The one question most strategists ask
As a strategist, my job is to ask questions—good, well thought out questions. Between spending my early career as a newspaper journalist and attending graduate school (not to mention developing complex strategies for Fortune 500 companies) I have been trained in the art of question formulation.
When I started teaching strategy in 2015, I was surprised by one of the most common questions most strategists actually have: Where do I start?
Whether speaking with fresh-out-of school strategists or well seasoned ones, this question has come up time and time again. And I could relate. Early in my career, when launching out on a strategy project, I often felt the same. There were so many questions to answers and so much work to do. Where does one start?
I propose there are two reasons why we, as the smart and curious professionals that we are, are asking that seemingly simple question.
- Projects can be complex. There is so much to learn, so much to know. In starting a strategy project, it often feels as if a firehose has been opened and it’s your job to take in an unending amount of often messy and incomplete data.
- We think we should know more than we do. We feel we should be experts on every new project. But while we may have experience in a specific industry, every project comes with a set of nuances that must be interrogated if we are going to produce work that performs.

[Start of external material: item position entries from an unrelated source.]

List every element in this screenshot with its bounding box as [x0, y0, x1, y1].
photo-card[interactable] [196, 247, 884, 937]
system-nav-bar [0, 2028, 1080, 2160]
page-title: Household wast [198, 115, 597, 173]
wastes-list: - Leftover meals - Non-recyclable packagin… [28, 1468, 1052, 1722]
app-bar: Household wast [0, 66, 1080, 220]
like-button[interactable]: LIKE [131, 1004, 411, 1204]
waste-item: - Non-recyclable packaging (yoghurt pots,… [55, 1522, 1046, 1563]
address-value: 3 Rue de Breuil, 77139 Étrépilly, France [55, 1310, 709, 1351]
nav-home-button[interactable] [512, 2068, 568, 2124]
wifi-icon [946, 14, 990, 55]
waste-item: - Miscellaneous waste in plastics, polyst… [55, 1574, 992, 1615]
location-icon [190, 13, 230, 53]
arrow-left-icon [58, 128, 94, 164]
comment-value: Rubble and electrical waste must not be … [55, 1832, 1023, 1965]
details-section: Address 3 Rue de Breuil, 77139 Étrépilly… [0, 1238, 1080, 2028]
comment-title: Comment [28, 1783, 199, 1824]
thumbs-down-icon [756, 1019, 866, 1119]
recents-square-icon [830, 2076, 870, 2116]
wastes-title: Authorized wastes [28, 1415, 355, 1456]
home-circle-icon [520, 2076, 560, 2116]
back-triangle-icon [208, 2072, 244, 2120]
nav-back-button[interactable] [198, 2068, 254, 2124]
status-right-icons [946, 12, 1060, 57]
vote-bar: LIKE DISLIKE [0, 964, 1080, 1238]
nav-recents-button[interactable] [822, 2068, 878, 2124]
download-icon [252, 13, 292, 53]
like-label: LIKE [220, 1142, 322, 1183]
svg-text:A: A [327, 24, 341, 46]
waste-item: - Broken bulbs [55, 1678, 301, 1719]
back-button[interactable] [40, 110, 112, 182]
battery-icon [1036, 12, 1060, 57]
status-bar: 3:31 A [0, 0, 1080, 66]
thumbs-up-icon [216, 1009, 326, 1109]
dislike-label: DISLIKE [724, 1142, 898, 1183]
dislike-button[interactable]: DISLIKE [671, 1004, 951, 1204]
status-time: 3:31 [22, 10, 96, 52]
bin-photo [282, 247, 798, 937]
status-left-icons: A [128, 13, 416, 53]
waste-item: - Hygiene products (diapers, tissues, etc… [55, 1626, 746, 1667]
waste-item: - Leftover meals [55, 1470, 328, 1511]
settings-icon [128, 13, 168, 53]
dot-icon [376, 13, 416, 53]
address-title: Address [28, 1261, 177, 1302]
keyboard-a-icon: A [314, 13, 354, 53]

So, how do we answer this great mystery? I have your answer: You start with stakeholder interviews. Yes, simple one-to-one, conversations with your client or internal team are the answer. (Of course, you will have conducted a literary review of their documentation prior, but really, I see this as step zero.)

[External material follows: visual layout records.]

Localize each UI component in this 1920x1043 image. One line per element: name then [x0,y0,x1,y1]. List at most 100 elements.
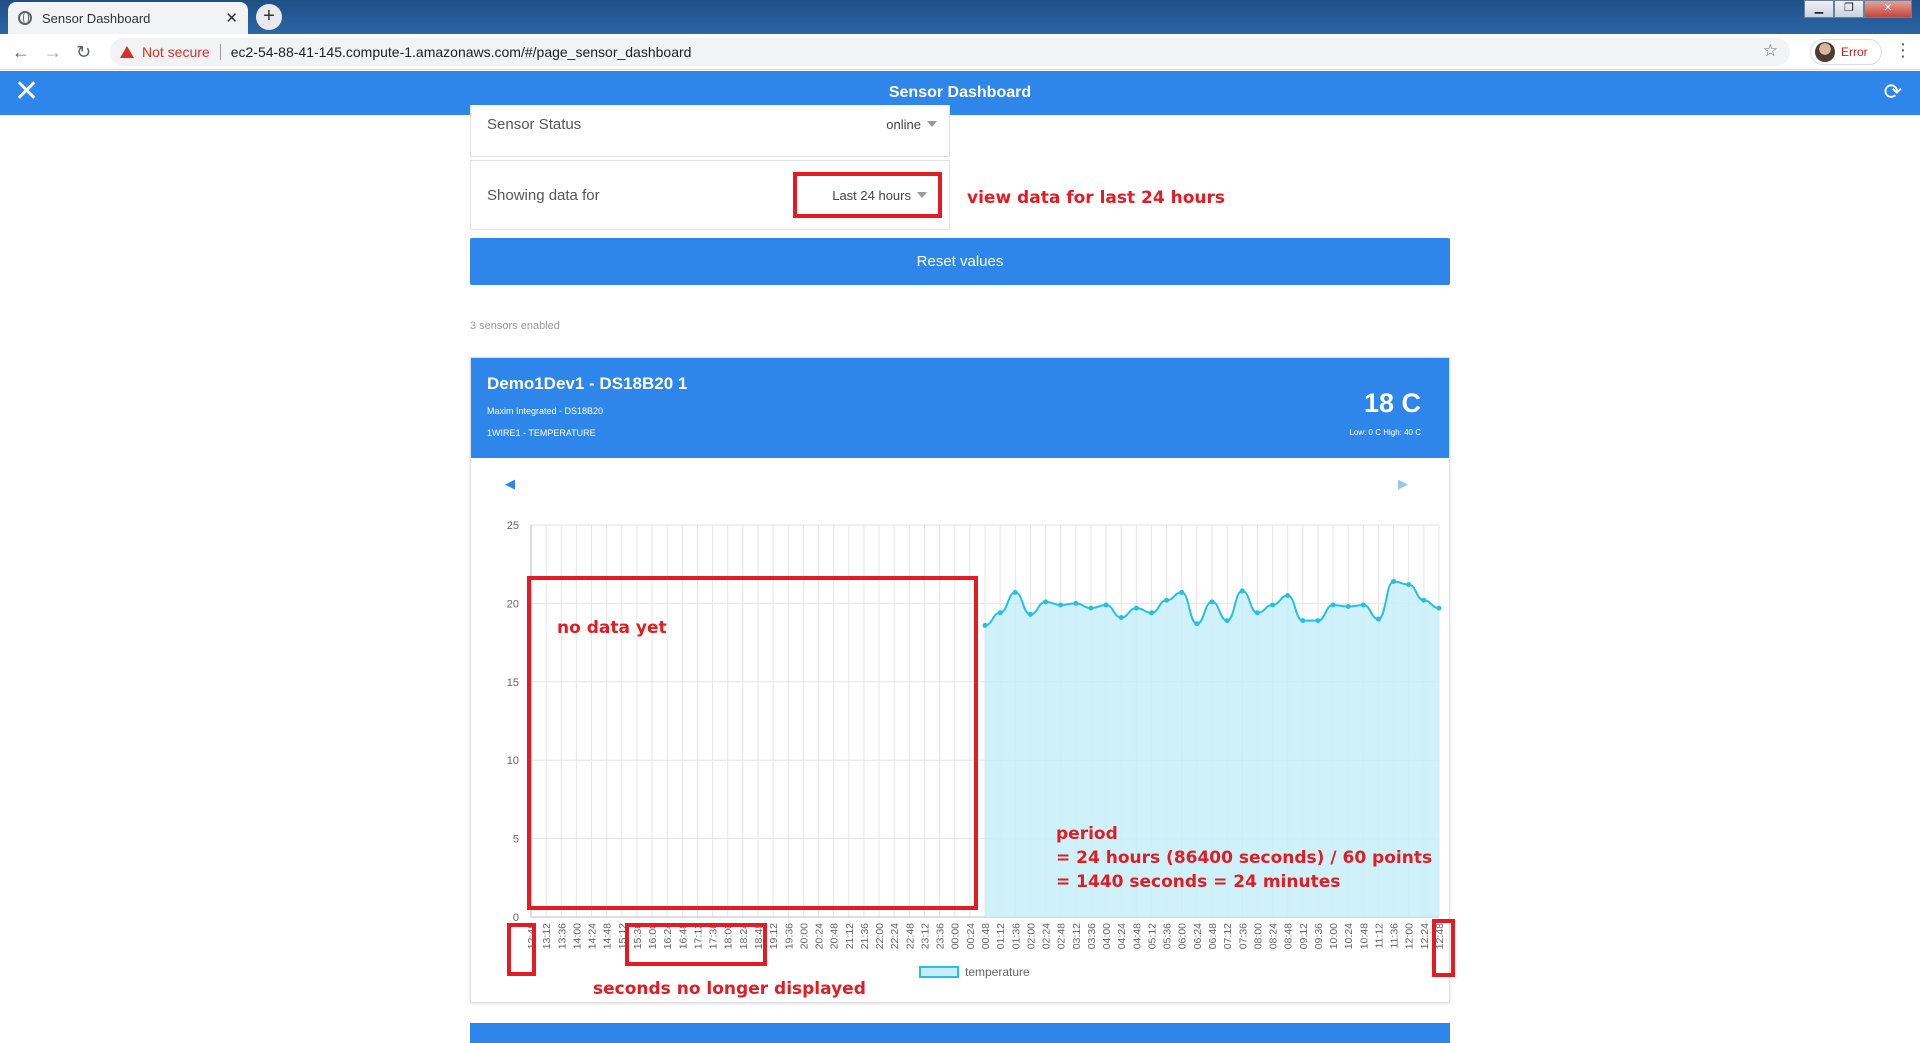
x-tick-label: 00:48 [980,923,992,949]
y-tick-label: 25 [507,520,519,532]
x-tick-label: 03:12 [1071,923,1083,949]
data-point [1224,618,1230,624]
x-tick-label: 02:24 [1041,923,1053,949]
x-tick-label: 03:36 [1086,923,1098,949]
data-point [1148,610,1154,616]
sensor-card-header: Demo1Dev1 - DS18B20 1 Maxim Integrated -… [471,358,1449,458]
address-bar[interactable]: Not secure ec2-54-88-41-145.compute-1.am… [110,38,1790,66]
legend-swatch [919,966,959,978]
x-tick-label: 21:12 [844,923,856,949]
x-tick-label: 00:00 [950,923,962,949]
data-point [1239,588,1245,594]
browser-menu-icon[interactable]: ⋮ [1894,40,1912,61]
forward-icon[interactable]: → [44,42,62,63]
chart-legend[interactable]: temperature [919,965,1030,979]
data-point [1027,611,1033,617]
data-point [1073,600,1079,606]
x-tick-label: 07:12 [1222,923,1234,949]
x-tick-label: 10:00 [1328,923,1340,949]
data-point [1012,589,1018,595]
x-tick-label: 02:48 [1056,923,1068,949]
x-tick-label: 23:36 [935,923,947,949]
profile-button[interactable]: Error [1810,39,1882,65]
data-point [1133,605,1139,611]
x-tick-label: 20:00 [798,923,810,949]
data-point [1315,618,1321,624]
x-tick-label: 20:48 [829,923,841,949]
annotation-box-range-select [793,172,942,218]
y-tick-label: 20 [507,598,519,610]
x-tick-label: 19:12 [768,923,780,949]
sensor-status-row[interactable]: Sensor Status online [470,105,950,157]
x-tick-label: 23:12 [919,923,931,949]
sensor-name: Demo1Dev1 - DS18B20 1 [487,374,688,393]
data-point [1194,621,1200,627]
annotation-box-first-label [507,923,536,976]
annotation-period-line-3: = 1440 seconds = 24 minutes [1056,872,1341,892]
x-tick-label: 10:24 [1343,923,1355,949]
tab-close-icon[interactable]: ✕ [225,9,238,27]
profile-error-label: Error [1841,45,1868,59]
reload-icon[interactable]: ↻ [76,42,91,63]
x-tick-label: 09:36 [1313,923,1325,949]
new-tab-button[interactable]: + [256,4,282,30]
data-point [1270,602,1276,608]
legend-label: temperature [965,965,1030,979]
close-icon[interactable]: ✕ [14,77,39,107]
data-point [1285,593,1291,599]
x-tick-label: 06:00 [1177,923,1189,949]
x-tick-label: 22:48 [904,923,916,949]
url-text[interactable]: ec2-54-88-41-145.compute-1.amazonaws.com… [231,44,692,60]
window-close-icon[interactable]: ✕ [1864,0,1912,18]
window-controls: ▁ ❐ ✕ [1804,0,1912,18]
next-sensor-card [470,1023,1450,1043]
reset-values-button[interactable]: Reset values [470,238,1450,285]
sensor-range: Low: 0 C High: 40 C [1349,428,1421,437]
data-point [1254,610,1260,616]
data-point [1391,578,1397,584]
not-secure-label[interactable]: Not secure [142,44,210,60]
data-point [1103,602,1109,608]
x-tick-label: 05:36 [1162,923,1174,949]
restore-icon[interactable]: ❐ [1834,0,1864,18]
annotation-period: period = 24 hours (86400 seconds) / 60 p… [1056,822,1432,894]
y-tick-label: 15 [507,677,519,689]
data-point [1375,616,1381,622]
annotation-period-line-2: = 24 hours (86400 seconds) / 60 points [1056,848,1433,868]
app-header: ✕ Sensor Dashboard ⟳ [0,71,1920,115]
sensors-enabled-count: 3 sensors enabled [470,320,560,332]
x-tick-label: 08:00 [1252,923,1264,949]
x-tick-label: 04:00 [1101,923,1113,949]
data-point [1406,582,1412,588]
x-tick-label: 14:48 [602,923,614,949]
y-tick-label: 5 [513,834,519,846]
annotation-box-mid-labels [625,923,767,966]
minimize-icon[interactable]: ▁ [1804,0,1834,18]
sensor-status-label: Sensor Status [487,116,582,133]
x-tick-label: 20:24 [814,923,826,949]
x-tick-label: 21:36 [859,923,871,949]
back-icon[interactable]: ← [12,42,30,63]
annotation-period-line-1: period [1056,824,1118,844]
globe-icon [18,11,32,25]
data-point [982,622,988,628]
x-tick-label: 02:00 [1025,923,1037,949]
bookmark-star-icon[interactable]: ☆ [1763,41,1778,61]
sensor-reading: 18 C [1363,388,1421,418]
sensor-maker: Maxim Integrated - DS18B20 [487,406,604,416]
omnibox-divider [219,44,221,60]
annotation-box-last-label [1432,919,1455,977]
page-title: Sensor Dashboard [888,84,1032,101]
annotation-view-data: view data for last 24 hours [967,188,1226,208]
data-point [997,610,1003,616]
data-point [1209,599,1215,605]
data-point [1088,605,1094,611]
refresh-icon[interactable]: ⟳ [1884,79,1902,105]
browser-tab[interactable]: Sensor Dashboard ✕ [8,2,248,34]
data-point [1436,605,1442,611]
x-tick-label: 14:00 [571,923,583,949]
x-tick-label: 11:36 [1389,923,1401,949]
x-tick-label: 12:24 [1419,923,1431,949]
x-tick-label: 12:00 [1404,923,1416,949]
sensor-status-select[interactable]: online [886,117,949,132]
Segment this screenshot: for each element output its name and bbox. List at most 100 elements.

Here are the exact steps you’ll want to take.
- Identify and schedule your stakeholders. Ideally, you’ll be speaking with three to 10 people for about 45 minutes each. Clearly you’ll be interviewing your main point of contact, but be sure to include their team and if needed, parallel team members touching the project.
- Develop your stakeholder interview guide. Aim for about 15 to 20 questions that will not only give you key insights into the project but also how your client can win. What will they be reviewed on at the end of the year? What keeps them up at night? What do they need to know but don’t? What does success look like — for both you and them?

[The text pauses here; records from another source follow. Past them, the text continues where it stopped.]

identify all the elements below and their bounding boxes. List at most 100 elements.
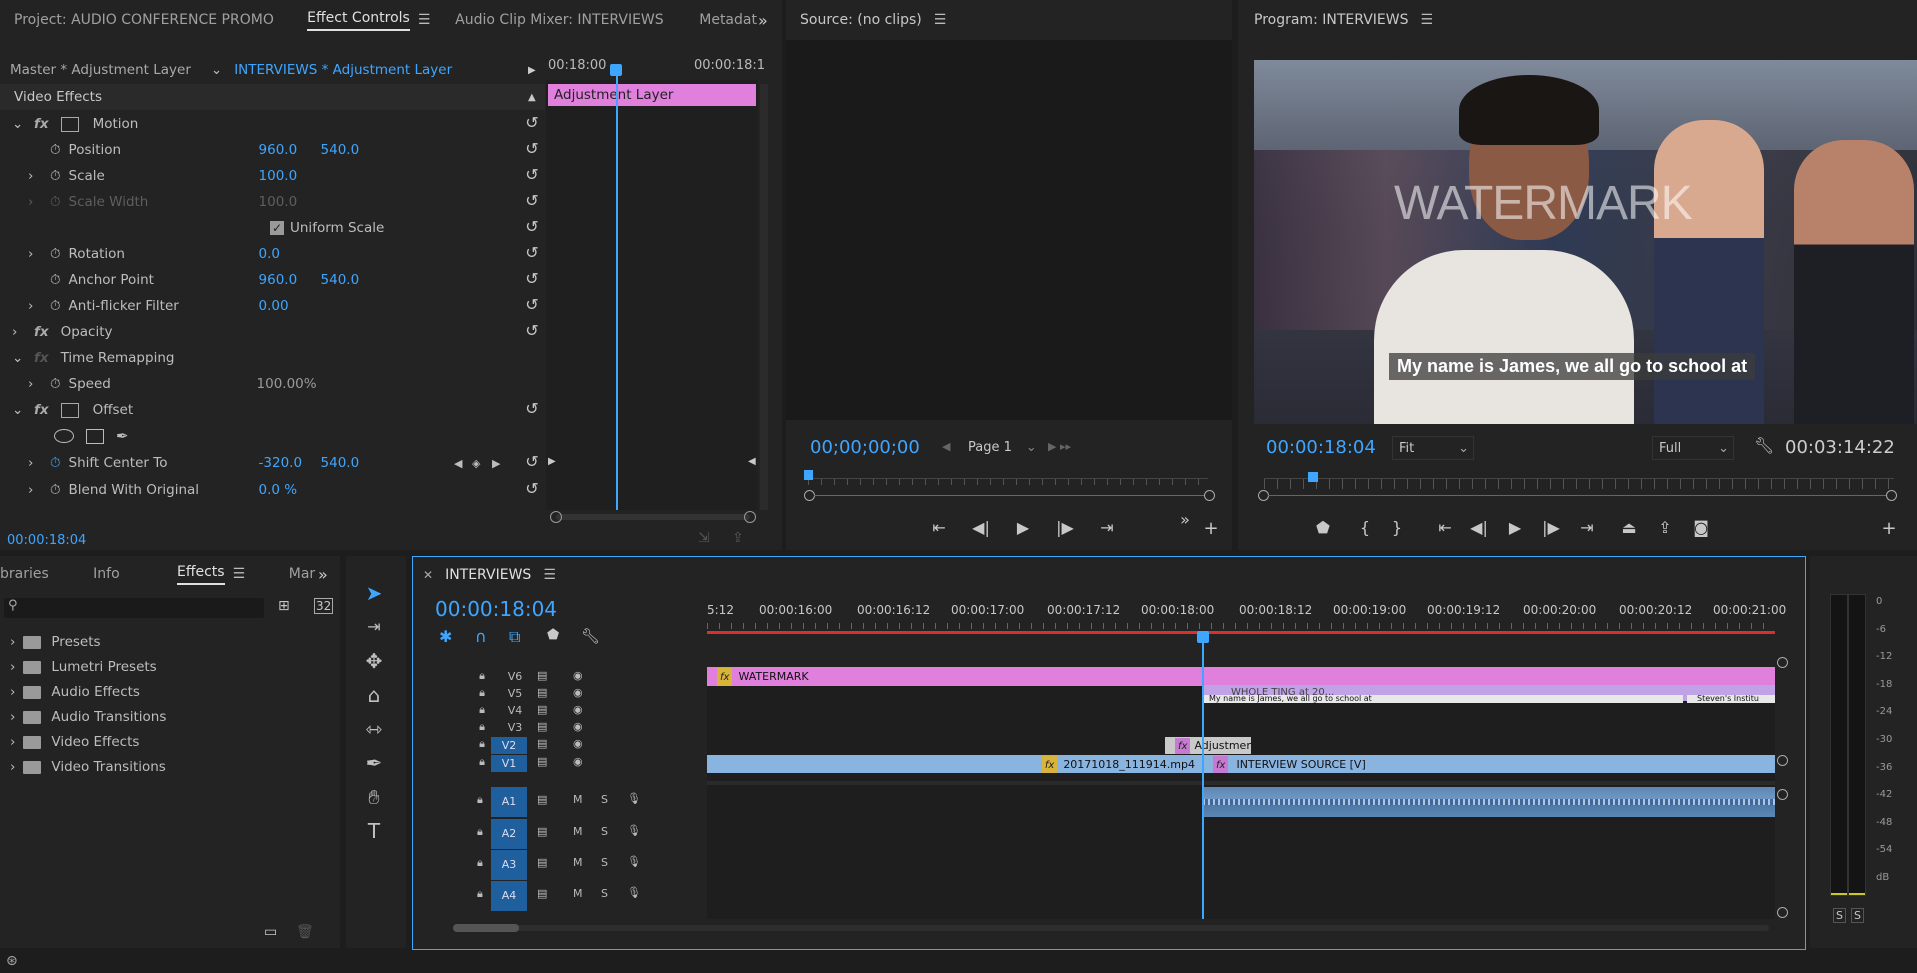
reset-icon[interactable]: ↺ xyxy=(522,321,542,341)
eye-icon[interactable]: ◉ xyxy=(573,703,583,716)
razor-tool-icon[interactable]: ⌂ xyxy=(356,680,392,710)
prev-keyframe-icon[interactable]: ◀ xyxy=(454,457,462,470)
hand-tool-icon[interactable]: ✋︎ xyxy=(356,782,392,812)
lock-icon[interactable]: 🔒︎ xyxy=(477,703,487,717)
sync-icon[interactable]: ▤ xyxy=(537,686,547,699)
track-target-a4[interactable]: A4 xyxy=(491,881,527,911)
reset-icon[interactable]: ↺ xyxy=(522,243,542,263)
position-y-value[interactable]: 540.0 xyxy=(321,142,360,158)
ec-current-time[interactable]: 00:00:18:04 xyxy=(7,533,86,548)
stopwatch-icon[interactable]: ⏱ xyxy=(50,194,61,210)
go-to-in-icon[interactable]: ⇤ xyxy=(926,518,952,537)
solo-button[interactable]: S xyxy=(601,856,608,869)
timeline-ruler[interactable]: 5:12 00:00:16:00 00:00:16:12 00:00:17:00… xyxy=(707,597,1786,645)
accelerated-effects-icon[interactable]: ⊞ xyxy=(278,598,290,614)
ec-playhead-handle[interactable] xyxy=(610,64,622,76)
tab-project[interactable]: Project: AUDIO CONFERENCE PROMO xyxy=(0,12,293,28)
add-marker-icon[interactable]: ⬟ xyxy=(547,627,559,643)
clip-a1-audio[interactable] xyxy=(1203,787,1775,817)
play-icon[interactable]: ▶ xyxy=(1010,518,1036,537)
ec-zoom-scrollbar[interactable] xyxy=(556,514,750,520)
mark-out-icon[interactable]: } xyxy=(1384,518,1410,537)
motion-row[interactable]: ⌄ fx Motion xyxy=(0,111,545,137)
opacity-row[interactable]: › fx Opacity xyxy=(0,319,545,345)
tabs-overflow-icon[interactable]: » xyxy=(758,11,768,30)
collapse-up-icon[interactable]: ▲ xyxy=(528,92,536,103)
blend-value[interactable]: 0.0 % xyxy=(259,482,298,498)
effects-item-lumetri-presets[interactable]: › Lumetri Presets xyxy=(0,655,330,679)
chevron-down-icon[interactable]: ⌄ xyxy=(211,62,222,78)
sync-icon[interactable]: ▤ xyxy=(537,703,547,716)
program-time-ruler[interactable] xyxy=(1264,478,1894,489)
export-icon[interactable]: ⇪ xyxy=(732,530,744,546)
transform-box-icon[interactable] xyxy=(60,402,79,418)
clip-v5-caption[interactable]: My name is James, we all go to school at xyxy=(1203,695,1683,703)
ec-vscroll[interactable] xyxy=(760,84,768,510)
lift-icon[interactable]: ⏏ xyxy=(1616,518,1642,537)
chevron-right-icon[interactable]: › xyxy=(28,455,50,471)
ec-mini-timeline[interactable] xyxy=(546,80,758,510)
timeline-vscroll-mid[interactable] xyxy=(1777,755,1788,766)
timeline-tab[interactable]: ✕ INTERVIEWS ☰ xyxy=(423,567,556,583)
ec-clip-bar[interactable]: Adjustment Layer xyxy=(548,84,756,106)
reset-icon[interactable]: ↺ xyxy=(522,295,542,315)
pen-tool-icon[interactable]: ✒ xyxy=(356,748,392,778)
track-target-a1[interactable]: A1 xyxy=(491,787,527,817)
creative-cloud-icon[interactable]: ⊛ xyxy=(6,953,18,969)
microphone-icon[interactable]: 🎙︎ xyxy=(627,886,641,899)
step-back-icon[interactable]: ◀| xyxy=(968,518,994,537)
microphone-icon[interactable]: 🎙︎ xyxy=(627,824,641,837)
stopwatch-icon[interactable]: ⏱ xyxy=(50,298,61,314)
chevron-right-icon[interactable]: › xyxy=(10,759,15,775)
ec-scroll-left-handle[interactable] xyxy=(550,511,562,523)
delete-icon[interactable]: 🗑︎ xyxy=(296,924,314,940)
chevron-right-icon[interactable]: › xyxy=(10,634,15,650)
filter-icon[interactable]: ⇲ xyxy=(698,530,710,546)
chevron-right-icon[interactable]: › xyxy=(10,734,15,750)
source-timecode[interactable]: 00;00;00;00 xyxy=(810,437,920,458)
microphone-icon[interactable]: 🎙︎ xyxy=(627,792,641,805)
tab-effect-controls[interactable]: Effect Controls ☰ xyxy=(293,10,441,31)
solo-button[interactable]: S xyxy=(601,825,608,838)
lock-icon[interactable]: 🔒︎ xyxy=(477,720,487,734)
add-button-icon[interactable]: + xyxy=(1876,518,1902,539)
timeline-vscroll-bottom[interactable] xyxy=(1777,907,1788,918)
lock-icon[interactable]: 🔒︎ xyxy=(477,686,487,700)
timeline-vscroll-top[interactable] xyxy=(1777,657,1788,668)
chevron-down-icon[interactable]: ⌄ xyxy=(12,116,26,132)
lock-icon[interactable]: 🔒︎ xyxy=(477,825,483,839)
lock-icon[interactable]: 🔒︎ xyxy=(477,669,487,683)
timeline-vscroll-audio[interactable] xyxy=(1777,789,1788,800)
effects-item-audio-effects[interactable]: › Audio Effects xyxy=(0,680,330,704)
pen-mask-icon[interactable]: ✒ xyxy=(116,427,129,445)
chevron-right-icon[interactable]: › xyxy=(12,324,26,340)
ec-playhead[interactable] xyxy=(616,66,618,510)
fx-icon[interactable]: fx xyxy=(34,324,49,340)
master-clip-label[interactable]: Master * Adjustment Layer xyxy=(10,62,191,78)
effects-search-input[interactable]: ⚲ xyxy=(4,598,264,618)
anchor-x-value[interactable]: 960.0 xyxy=(259,272,321,288)
fx-icon[interactable]: fx xyxy=(34,402,49,418)
sequence-clip-label[interactable]: INTERVIEWS * Adjustment Layer xyxy=(234,62,452,78)
chevron-down-icon[interactable]: ⌄ xyxy=(12,402,26,418)
mute-button[interactable]: M xyxy=(573,887,583,900)
stopwatch-icon[interactable]: ⏱ xyxy=(50,376,61,392)
effects-item-video-transitions[interactable]: › Video Transitions xyxy=(0,755,330,779)
source-viewer[interactable] xyxy=(786,40,1232,420)
clip-adjustment-layer[interactable]: fxAdjustment Laye xyxy=(1165,737,1251,754)
add-keyframe-icon[interactable]: ◈ xyxy=(472,457,480,470)
sync-icon[interactable]: ▤ xyxy=(537,669,547,682)
reset-icon[interactable]: ↺ xyxy=(522,191,542,211)
source-next-page-icon[interactable]: ▶ ▸▸ xyxy=(1048,440,1071,453)
eye-icon[interactable]: ◉ xyxy=(573,755,583,768)
program-timecode[interactable]: 00:00:18:04 xyxy=(1266,437,1376,458)
reset-icon[interactable]: ↺ xyxy=(522,113,542,133)
reset-icon[interactable]: ↺ xyxy=(522,399,542,419)
timeline-timecode[interactable]: 00:00:18:04 xyxy=(435,597,557,621)
chevron-right-icon[interactable]: › xyxy=(10,684,15,700)
source-title[interactable]: Source: (no clips) xyxy=(800,12,922,28)
anti-flicker-value[interactable]: 0.00 xyxy=(259,298,289,314)
tab-markers[interactable]: Mar xyxy=(275,566,340,582)
clip-v1-source[interactable]: fx 20171018_111914.mp4 xyxy=(707,755,1203,773)
eye-icon[interactable]: ◉ xyxy=(573,737,583,750)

- Conduct your interviews. You should be holding individual interviews, never group stakeholder interviews. This is crucial. If you would like to follow up stakeholder interviews with a workshop that is a fantastic next step, but do not undermine yourself by speaking to more than one person at one time. One person at a time means you will get more sincere, truthful answers and avoid group think or other influences.
- Take great notes. I recommend Excel and I like to take all of my notes in one sheet so I can compare answers by question asked. It’s also great to record and transcribe your notes. I like Rev.com which is quick and affordable.
- Finally, analyze and present your notes. Don’t skip the step of understanding where there is alignment and where there is discord. This is one of the most important findings for a strategist as well as the entire team. Create a presentation (just be sure to take out names) that summarizes your findings — especially the areas of disconnect — and present it back to your team as a discussion starter and foundation for future work. Also, revisit it before presenting your final recommendations.
Stakeholder interviews are your foundation for any good strategy. They are a relatively light lift and always so tempting to cut. However, skipping this step is fraught with problems because it leaves you guessing. And, as I like to say, in strategy, we don’t guess.
Your next step should include a workshop where you invite your stakeholders as well as a broader group of people. You can dive into some of the same issues you discussed during stakeholder interviews and expand from there.